France - Quand la macroéconomie explique les mouvements sociaux
Depuis plusieurs années la France est traversée par des périodes de troubles sociaux. Il y a une forme de mécontentement qui paraît inextinguible, le sentiment de subir plutôt que d'être celui qui décide. Il y a un besoin de réappropriation. A l'échelle macroéconomique, cela peut traduire une dynamique des revenus insuffisante surtout en période de forte inflation.

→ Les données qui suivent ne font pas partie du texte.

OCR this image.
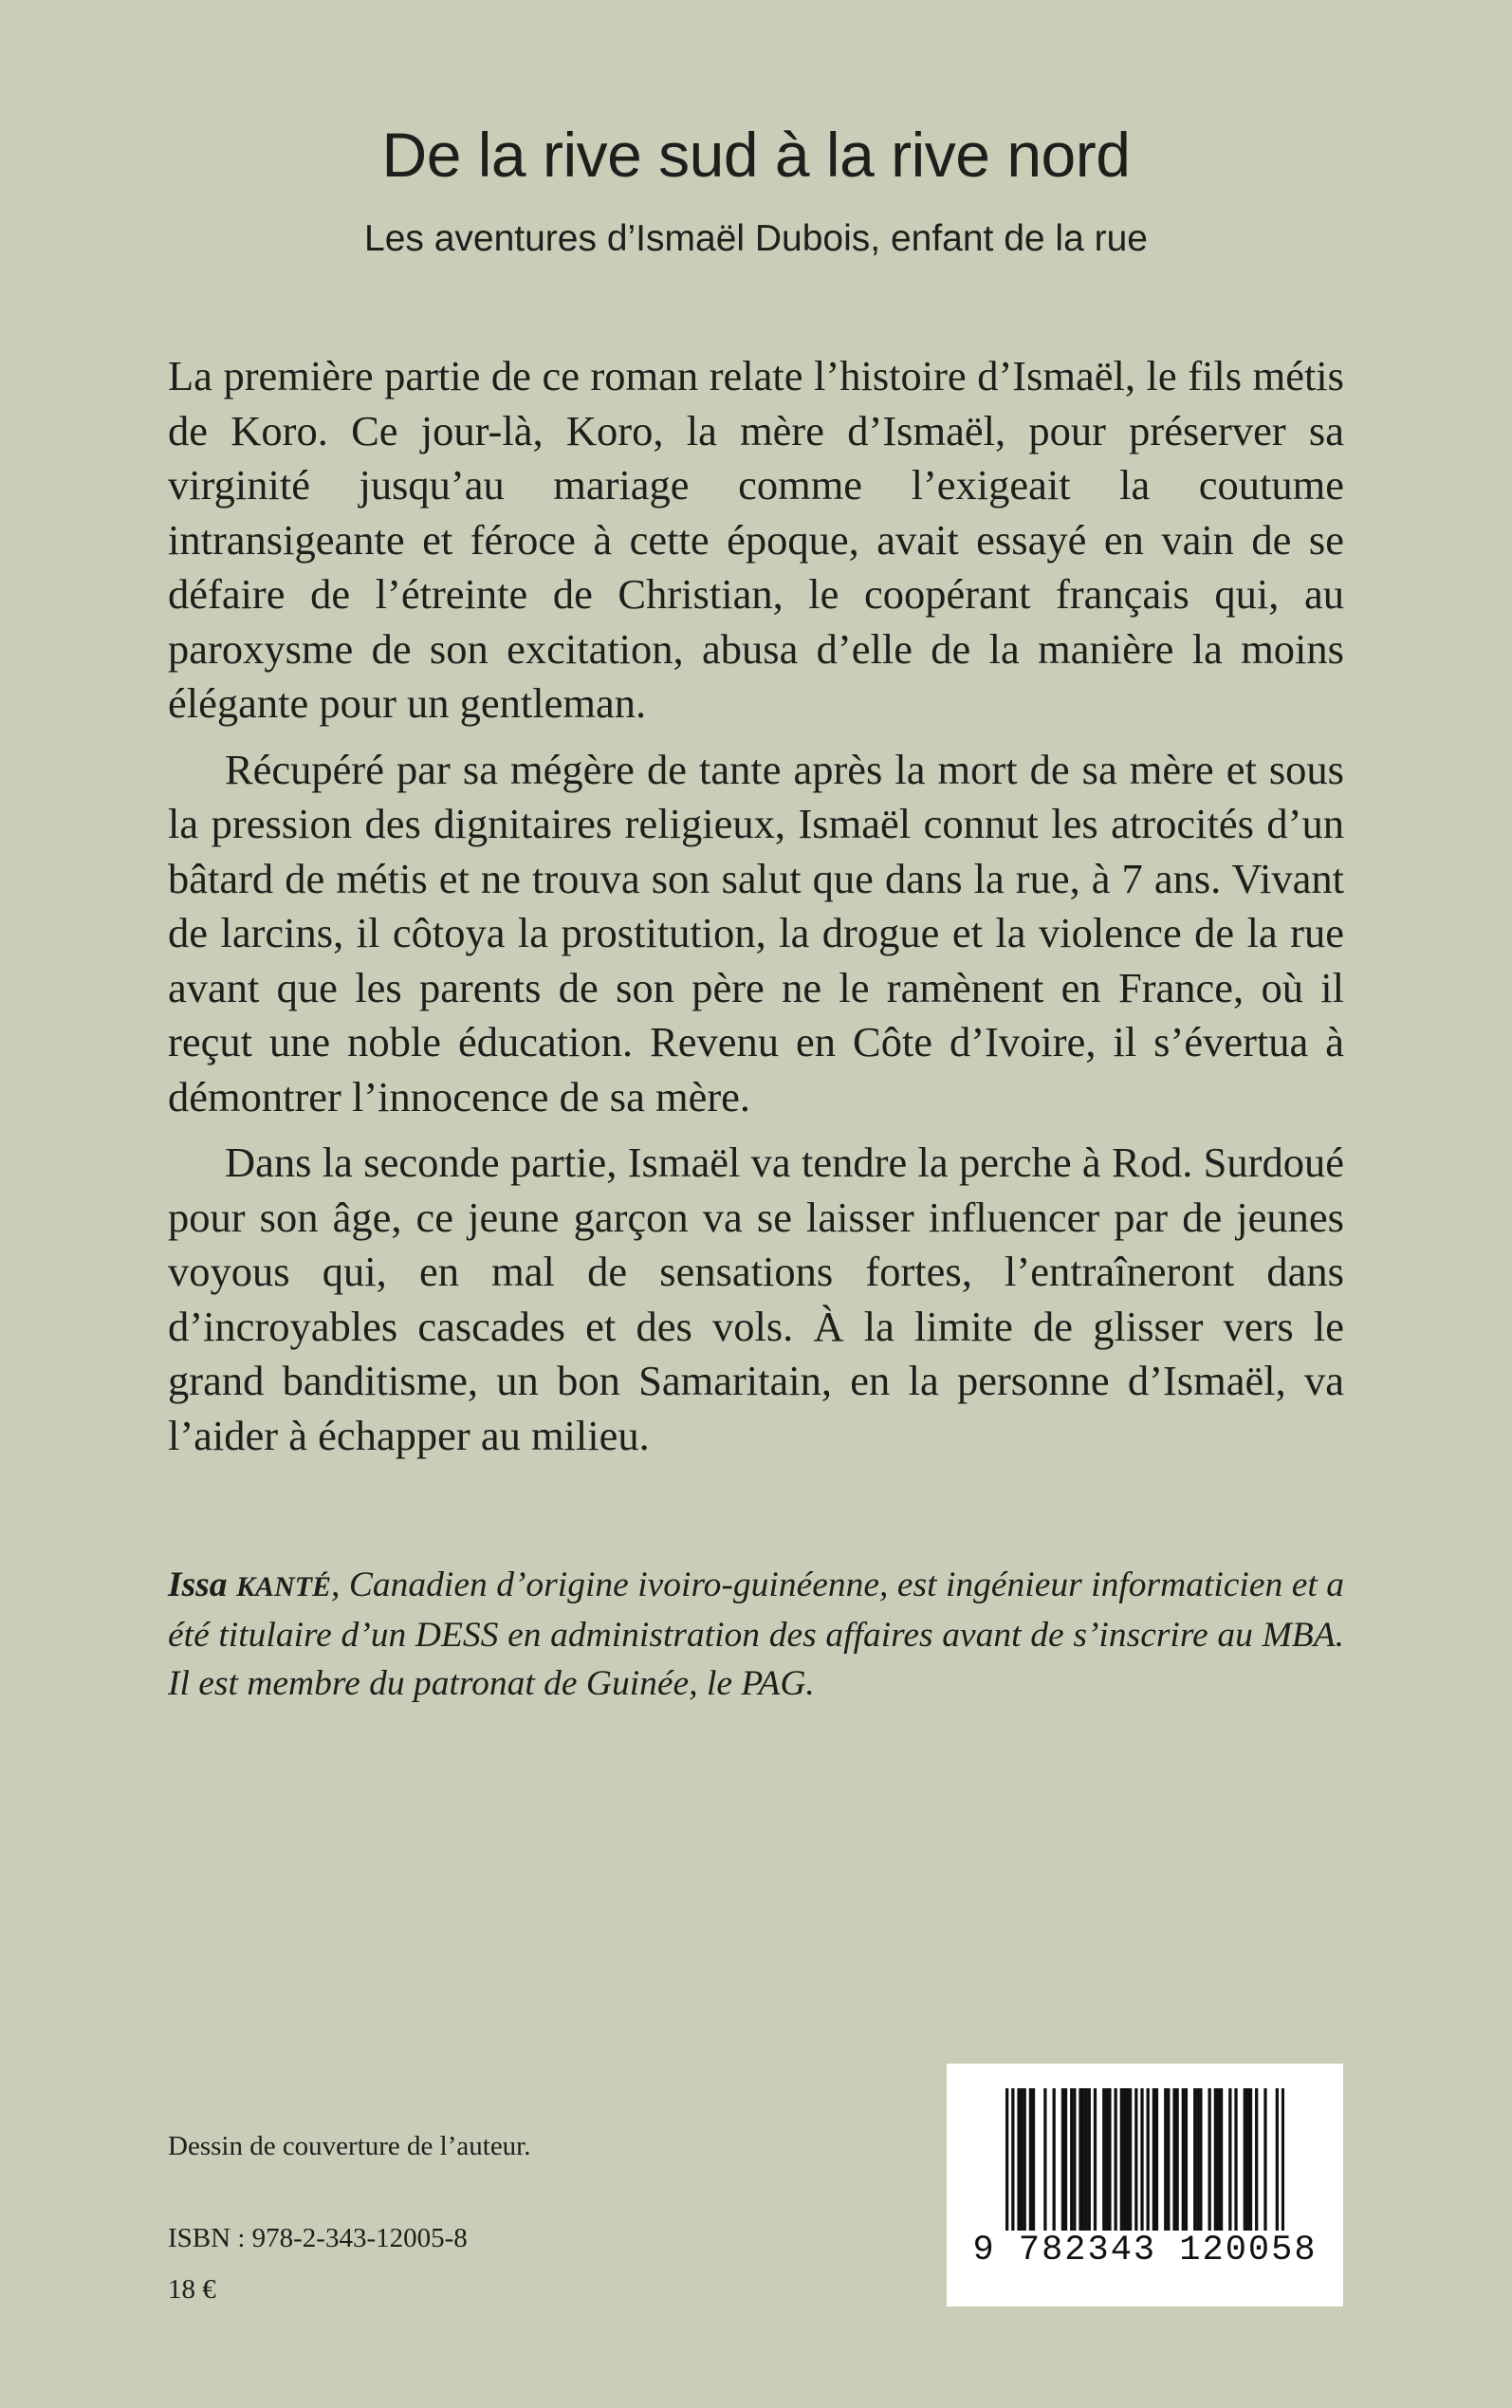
De la rive sud à la rive nord
Les aventures d’Ismaël Dubois, enfant de la rue

La première partie de ce roman relate l’histoire d’Ismaël, le fils métis de Koro. Ce jour-là, Koro, la mère d’Ismaël, pour préserver sa virginité jusqu’au mariage comme l’exigeait la coutume intransigeante et féroce à cette époque, avait essayé en vain de se défaire de l’étreinte de Christian, le coopérant français qui, au paroxysme de son excitation, abusa d’elle de la manière la moins élégante pour un gentleman.

Récupéré par sa mégère de tante après la mort de sa mère et sous la pression des dignitaires religieux, Ismaël connut les atrocités d’un bâtard de métis et ne trouva son salut que dans la rue, à 7 ans. Vivant de larcins, il côtoya la prostitution, la drogue et la violence de la rue avant que les parents de son père ne le ramènent en France, où il reçut une noble éducation. Revenu en Côte d’Ivoire, il s’évertua à démontrer l’innocence de sa mère.

Dans la seconde partie, Ismaël va tendre la perche à Rod. Surdoué pour son âge, ce jeune garçon va se laisser influencer par de jeunes voyous qui, en mal de sensations fortes, l’entraîneront dans d’incroyables cascades et des vols. À la limite de glisser vers le grand banditisme, un bon Samaritain, en la personne d’Ismaël, va l’aider à échapper au milieu.

Issa KANTÉ, Canadien d’origine ivoiro-guinéenne, est ingénieur informaticien et a été titulaire d’un DESS en administration des affaires avant de s’inscrire au MBA. Il est membre du patronat de Guinée, le PAG.

Dessin de couverture de l’auteur.

ISBN : 978-2-343-12005-8

18 €

9 782343 120058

Dans un monde qui évolue rapidement, cette langueur est un frein au changement au risque d'accentuer ce malaise. Lorsque la dynamique est faible, chacun préfère conserver sa position plutôt que de prendre le risque de changer.

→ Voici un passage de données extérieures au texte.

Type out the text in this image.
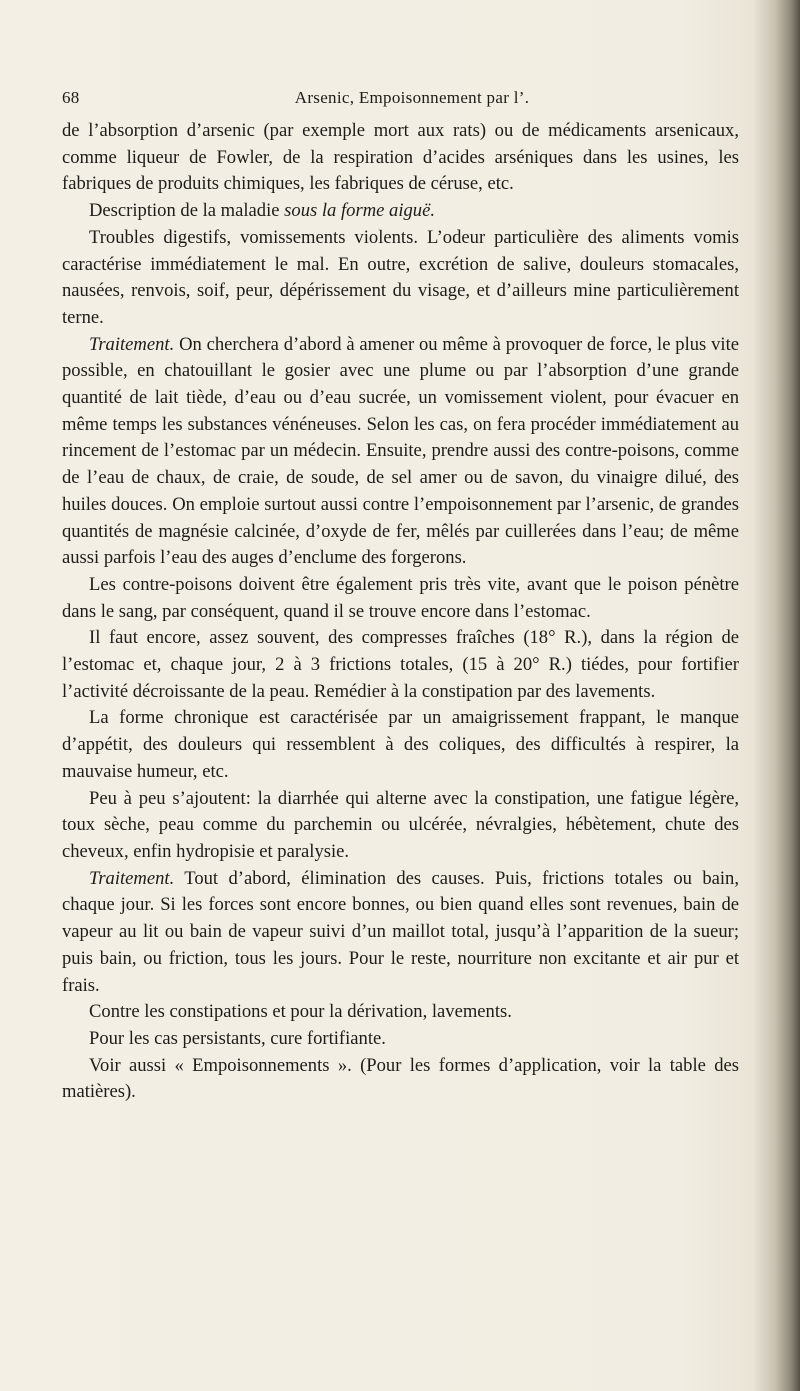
68	Arsenic, Empoisonnement par l’.

de l’absorption d’arsenic (par exemple mort aux rats) ou de médicaments arsenicaux, comme liqueur de Fowler, de la respiration d’acides arséniques dans les usines, les fabriques de produits chimiques, les fabriques de céruse, etc.

Description de la maladie sous la forme aiguë.

Troubles digestifs, vomissements violents. L’odeur particulière des aliments vomis caractérise immédiatement le mal. En outre, excrétion de salive, douleurs stomacales, nausées, renvois, soif, peur, dépérissement du visage, et d’ailleurs mine particulièrement terne.

Traitement. On cherchera d’abord à amener ou même à provoquer de force, le plus vite possible, en chatouillant le gosier avec une plume ou par l’absorption d’une grande quantité de lait tiède, d’eau ou d’eau sucrée, un vomissement violent, pour évacuer en même temps les substances vénéneuses. Selon les cas, on fera procéder immédiatement au rincement de l’estomac par un médecin. Ensuite, prendre aussi des contre-poisons, comme de l’eau de chaux, de craie, de soude, de sel amer ou de savon, du vinaigre dilué, des huiles douces. On emploie surtout aussi contre l’empoisonnement par l’arsenic, de grandes quantités de magnésie calcinée, d’oxyde de fer, mêlés par cuillerées dans l’eau; de même aussi parfois l’eau des auges d’enclume des forgerons.

Les contre-poisons doivent être également pris très vite, avant que le poison pénètre dans le sang, par conséquent, quand il se trouve encore dans l’estomac.

Il faut encore, assez souvent, des compresses fraîches (18° R.), dans la région de l’estomac et, chaque jour, 2 à 3 frictions totales, (15 à 20° R.) tiédes, pour fortifier l’activité décroissante de la peau. Remédier à la constipation par des lavements.

La forme chronique est caractérisée par un amaigrissement frappant, le manque d’appétit, des douleurs qui ressemblent à des coliques, des difficultés à respirer, la mauvaise humeur, etc.

Peu à peu s’ajoutent: la diarrhée qui alterne avec la constipation, une fatigue légère, toux sèche, peau comme du parchemin ou ulcérée, névralgies, hébètement, chute des cheveux, enfin hydropisie et paralysie.

Traitement. Tout d’abord, élimination des causes. Puis, frictions totales ou bain, chaque jour. Si les forces sont encore bonnes, ou bien quand elles sont revenues, bain de vapeur au lit ou bain de vapeur suivi d’un maillot total, jusqu’à l’apparition de la sueur; puis bain, ou friction, tous les jours. Pour le reste, nourriture non excitante et air pur et frais.

Contre les constipations et pour la dérivation, lavements.

Pour les cas persistants, cure fortifiante.

Voir aussi « Empoisonnements ». (Pour les formes d’application, voir la table des matières).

Le monde dans lequel s'inscrit la France est concurrentiel et il oblige à s'adapter rapidement. Cette dynamique sociale pourrait se révéler pénalisante si elle réduit les capacités à s'approprier et à s'inscrire dans le cadre global qui évolue chaque jour.

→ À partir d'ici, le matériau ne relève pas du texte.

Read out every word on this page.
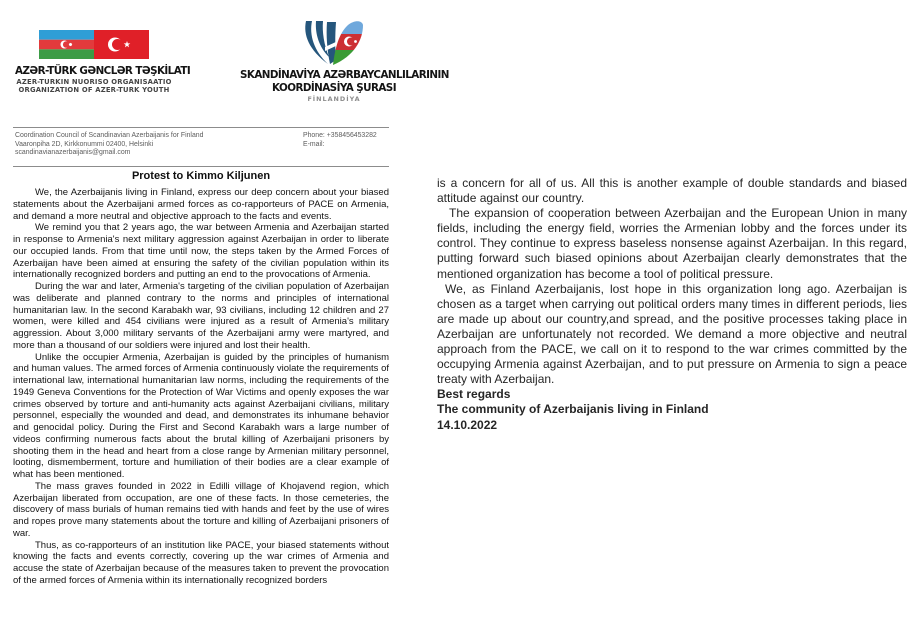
AZƏR-TÜRK GƏNCLƏR TƏŞKİLATI
AZER-TURKIN NUORISO ORGANISAATIO
ORGANIZATION OF AZER-TURK YOUTH
SKANDİNAVİYA AZƏRBAYCANLILARININ
KOORDİNASİYA ŞURASI
FİNLANDİYA
Coordination Council of Scandinavian Azerbaijanis for Finland
Vaaronpiha 2D, Kirkkonummi 02400, Helsinki
scandinavianazerbaijanis@gmail.com
Phone: +358456453282
E-mail:
Protest to Kimmo Kiljunen

We, the Azerbaijanis living in Finland, express our deep concern about your biased statements about the Azerbaijani armed forces as co-rapporteurs of PACE on Armenia, and demand a more neutral and objective approach to the facts and events.

We remind you that 2 years ago, the war between Armenia and Azerbaijan started in response to Armenia's next military aggression against Azerbaijan in order to liberate our occupied lands. From that time until now, the steps taken by the Armed Forces of Azerbaijan have been aimed at ensuring the safety of the civilian population within its internationally recognized borders and putting an end to the provocations of Armenia.

During the war and later, Armenia's targeting of the civilian population of Azerbaijan was deliberate and planned contrary to the norms and principles of international humanitarian law. In the second Karabakh war, 93 civilians, including 12 children and 27 women, were killed and 454 civilians were injured as a result of Armenia's military aggression. About 3,000 military servants of the Azerbaijani army were martyred, and more than a thousand of our soldiers were injured and lost their health.

Unlike the occupier Armenia, Azerbaijan is guided by the principles of humanism and human values. The armed forces of Armenia continuously violate the requirements of international law, international humanitarian law norms, including the requirements of the 1949 Geneva Conventions for the Protection of War Victims and openly exposes the war crimes observed by torture and anti-humanity acts against Azerbaijani civilians, military personnel, especially the wounded and dead, and demonstrates its inhumane behavior and genocidal policy. During the First and Second Karabakh wars a large number of videos confirming numerous facts about the brutal killing of Azerbaijani prisoners by shooting them in the head and heart from a close range by Armenian military personnel, looting, dismemberment, torture and humiliation of their bodies are a clear example of what has been mentioned.

The mass graves founded in 2022 in Edilli village of Khojavend region, which Azerbaijan liberated from occupation, are one of these facts. In those cemeteries, the discovery of mass burials of human remains tied with hands and feet by the use of wires and ropes prove many statements about the torture and killing of Azerbaijani prisoners of war.

Thus, as co-rapporteurs of an institution like PACE, your biased statements without knowing the facts and events correctly, covering up the war crimes of Armenia and accuse the state of Azerbaijan because of the measures taken to prevent the provocation of the armed forces of Armenia within its internationally recognized borders

is a concern for all of us. All this is another example of double standards and biased attitude against our country.

The expansion of cooperation between Azerbaijan and the European Union in many fields, including the energy field, worries the Armenian lobby and the forces under its control. They continue to express baseless nonsense against Azerbaijan. In this regard, putting forward such biased opinions about Azerbaijan clearly demonstrates that the mentioned organization has become a tool of political pressure.

We, as Finland Azerbaijanis, lost hope in this organization long ago. Azerbaijan is chosen as a target when carrying out political orders many times in different periods, lies are made up about our country,and spread, and the positive processes taking place in Azerbaijan are unfortunately not recorded. We demand a more objective and neutral approach from the PACE, we call on it to respond to the war crimes committed by the occupying Armenia against Azerbaijan, and to put pressure on Armenia to sign a peace treaty with Azerbaijan.

Best regards

The community of Azerbaijanis living in Finland

14.10.2022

Chaque pays ou région cherche à disposer d’une plus grande autonomie dans sa façon de fonctionner. Il faut être capable de provoquer des impulsions pour améliorer sa propre situation plutôt que d'attendre que le monde aille mieux pour aller mieux.
Les USA ont une approche désormais plus protectionniste sur le plan économique et politique. Joe Biden ne se différencie pas franchement de Donald Trump sur ce terrain. L'Inflation Reduction Act (IRA) est un cadre dont l'objectif est avant tout de développer la production aux Etats-Unis. La Chine ne rêve que d’un monde qui tournerait autour d’elle.
L’Europe doit aussi se définir par rapport à cet environnement changeant. Elle doit accroître son autonomie de croissance et d'activité. La France, deuxième économie en taille, de la zone Euro doit contribuer à cette nouvelle orientation.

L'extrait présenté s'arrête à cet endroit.